In this issue of Pediatric Research, Sammallahti and colleagues showed that in late-preterm infants, faster growth in weight and head circumference from birth to 5 months corrected for age is associated with higher IQ and better executive functioning in adulthood, higher GPA at the end of school, and lower odds of receiving special education (1). This result is similar to other studies in more premature infants and highlights the importance of optimal growth in the critical first few months after preterm birth.

It is important to note that late-preterm birth is a relatively common event, representing 6.87% of all births in 2015 (ref. 22). Over 270,000 babies were born between 34 and 36 weeks’ gestation in 2015, so ensuring that these children have the best chance for normal neurodevelopment and that they become productive independent adults requires effective and consistent public policy. In particular, it is crucial to provide appropriate nutrition as well as access to professional healthcare supervision in the critical infancy period.

The Special Supplemental Nutrition Program for Women, Infants, and Children (WIC program) was established in 1974 to safeguard the health of low-income women, infants, and children up to the age of 5 years who are at nutritional risk (3). Although the WIC program has produced multiple benefits for pregnant women and children, it has been particularly important for infants. The WIC program serves 53% of all infants in the United States, over 1.8 million infants per year (3). The program provides breastfeeding promotion and support, and infant formula for infants of women who do not fully breastfeed. WIC program has successfully doubled the breastfeeding rates at 3 months over the last 20 years (21% in 1994/1995; 42% in 2013) (4). The program has been demonstrated to improve growth rates and cognitive development (5). By any measure, WIC program has been an effective public policy for preterm and term infants, and protecting or even expanding it should be a priority for all in the child health community.

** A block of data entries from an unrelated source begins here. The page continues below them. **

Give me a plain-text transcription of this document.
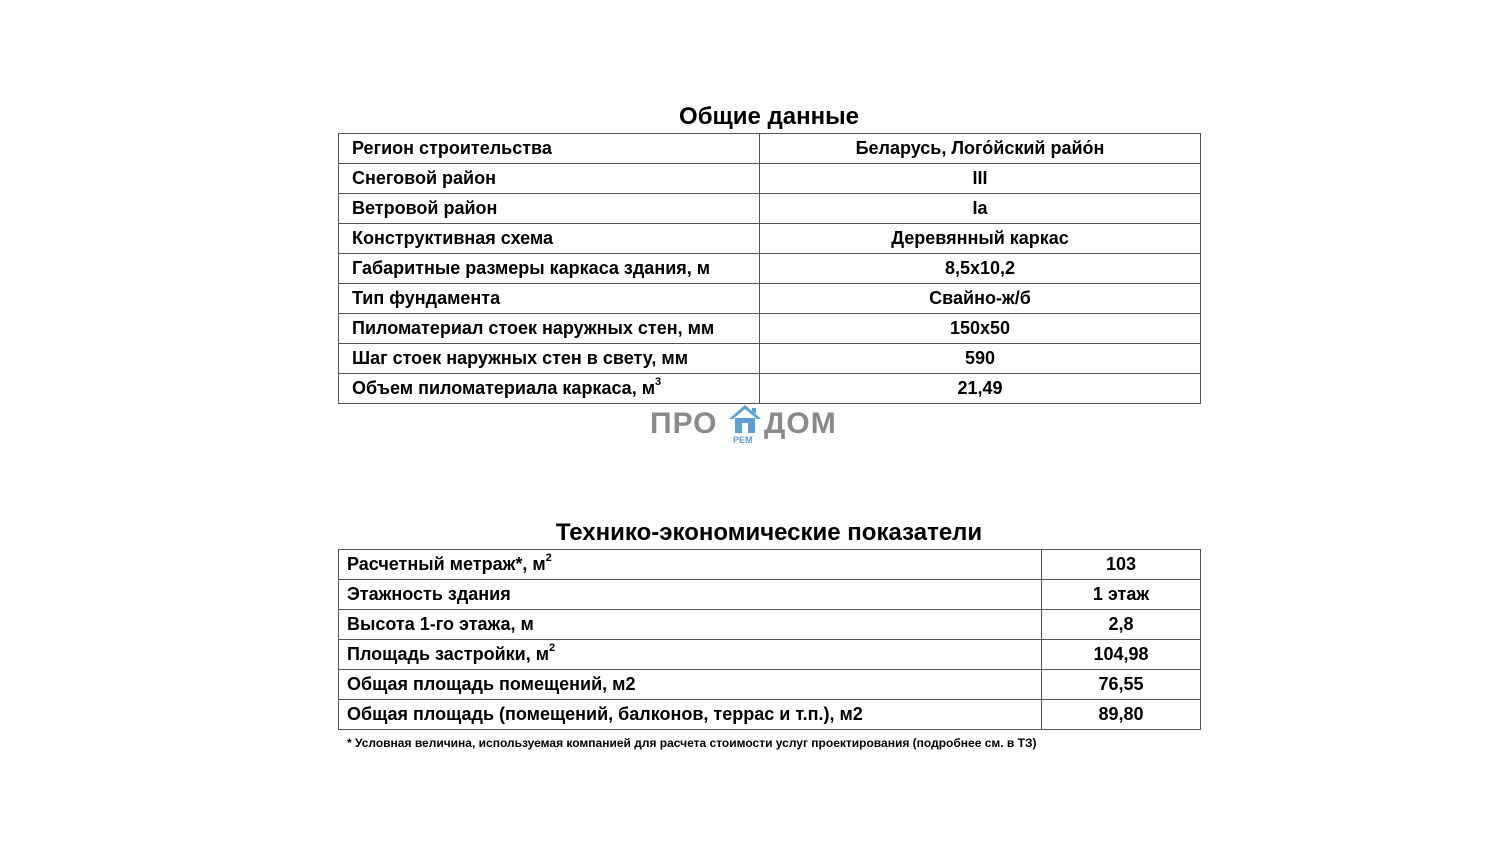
Общие данные
Регион строительства	Беларусь, Лого́йский райо́н
Снеговой район	III
Ветровой район	Ia
Конструктивная схема	Деревянный каркас
Габаритные размеры каркаса здания, м	8,5x10,2
Тип фундамента	Свайно-ж/б
Пиломатериал стоек наружных стен, мм	150x50
Шаг стоек наружных стен в свету, мм	590
Объем пиломатериала каркаса, $м^3$	21,49
ПРО РЕМ ДОМ
Технико-экономические показатели
Расчетный метраж*, $м^2$	103
Этажность здания	1 этаж
Высота 1-го этажа, м	2,8
Площадь застройки, $м^2$	104,98
Общая площадь помещений, м2	76,55
Общая площадь (помещений, балконов, террас и т.п.), м2	89,80
* Условная величина, используемая компанией для расчета стоимости услуг проектирования (подробнее см. в ТЗ)
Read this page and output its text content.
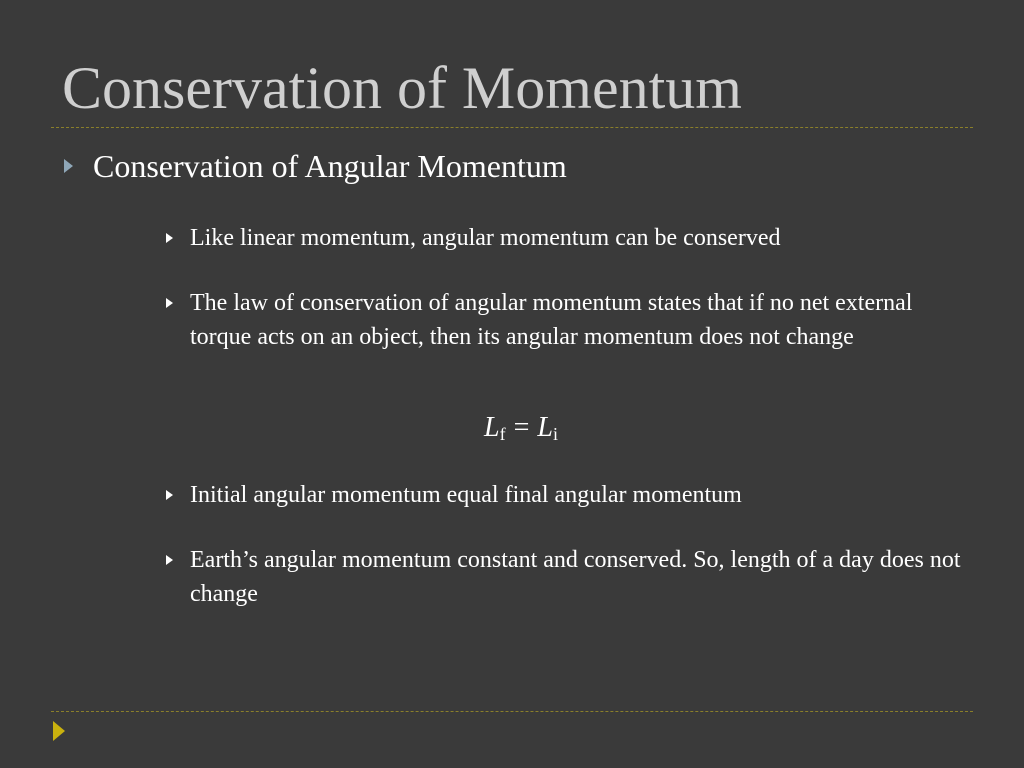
Conservation of Momentum
Conservation of Angular Momentum
Like linear momentum, angular momentum can be conserved
The law of conservation of angular momentum states that if no net external torque acts on an object, then its angular momentum does not change
$L_f = L_i$
Initial angular momentum equal final angular momentum
Earth’s angular momentum constant and conserved. So, length of a day does not change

There are clear benefits of sustained breastfeeding for infant health, and the American Academy of Pediatrics recommends exclusive breastfeeding for the first 6 months of life (6). Nevertheless, many women find continuing breastfeeding to be challenging. Returning to work early has been identified as a major barrier to sustain breastfeeding. Ogbuanu et al. (7) studied over 6,000 women, and they demonstrated that women who returned to work at or after 13 weeks were 2.5 times more likely to continue breastfeeding beyond 3 months. According to the Bureau of Labor Statistics, only 13% of full-time employees in the United States have access to any paid family leave (8). In a survey conducted for the Department of Labor by Abt Associates, 23% of women return to work <2 weeks after childbirth, and nearly half return to work within 6 weeks (9). Moreover, income and education are strongly correlated with access to paid leave and duration of time off, meaning that those most in need of paid leave are the least likely to get it. There is an increasing discussion of developing a national policy supporting paid family leave (e.g., the FAMILY Act sponsored by Sen. Gillibrand and Rep. DeLauro). A strong paid family leave policy is likely to lead to improved short-term and long-term health and developmental outcomes for both preterm and term infants.

Optimal growth in infancy requires not only nutritional support but also access to high-quality medical supervision and monitoring. Over the last 10 years, impressive progress has been made providing that access by reducing the uninsured rate of children, thanks in large part to public policy initiatives. As shown in Figure 1, steady consistent yearly reductions in the uninsurance rate have been made since 2008, cutting the rate almost in half (10). However, the ~5% national rate masks substantial state variability; some states have achieved near-universal coverage (Vermont 1.0%, Massachusetts 1.1%), whereas other states have still high rates of uninsurance (Texas 9.5%; Alaska 10.6%) (10). Continuing efforts at the state level remain important.

Figure 1
figure 1

Rate of uninsured children, 2008–2015. Change is significant at the 90% confidence level. Only 2013 was the year that did now show a significant 1-year decline in the national rate of uninsured children. The Census began collecting data for the health insurance series in 2008; therefore, there is no significance available for 2008. From Alker Chester (10).

Nearly 40% of children receive insurance coverage from public programs. Medicaid is by far the largest public program providing medical insurance to children, with 36.8 million children on Medicaid in 2015 (ref. 10). The Children’s Health Insurance Program (CHIP) covers an additional 8.4 million children, and 1.1 million children receive their insurance through the healthcare marketplace (10). With the current discussion of refinancing Medicaid using block grants or other mechanisms that cap federal funds, children’s insurance coverage is at risk. Additional policy challenges include the necessity for congressional reauthorization of the CHIP program in 2017 and the possibility of repeal of the Affordable Care Act. All of these pillars of progress for providing insurance to children face an uncertain future. If access to medical care and supervision is reduced or restricted, optimal nutritional and developmental outcomes for late preterm infants will be threatened.

Great progress has been made in the care of preterm infants, including effective public policy like WIC, Medicaid, and CHIP. Paid family leave is a public policy initiative that is likely to provide added improvement in preterm infant outcomes. The child healthcare community should be united in advocating for existing and new public programs that support optimal nutritional and developmental outcomes for both preterm and term infants.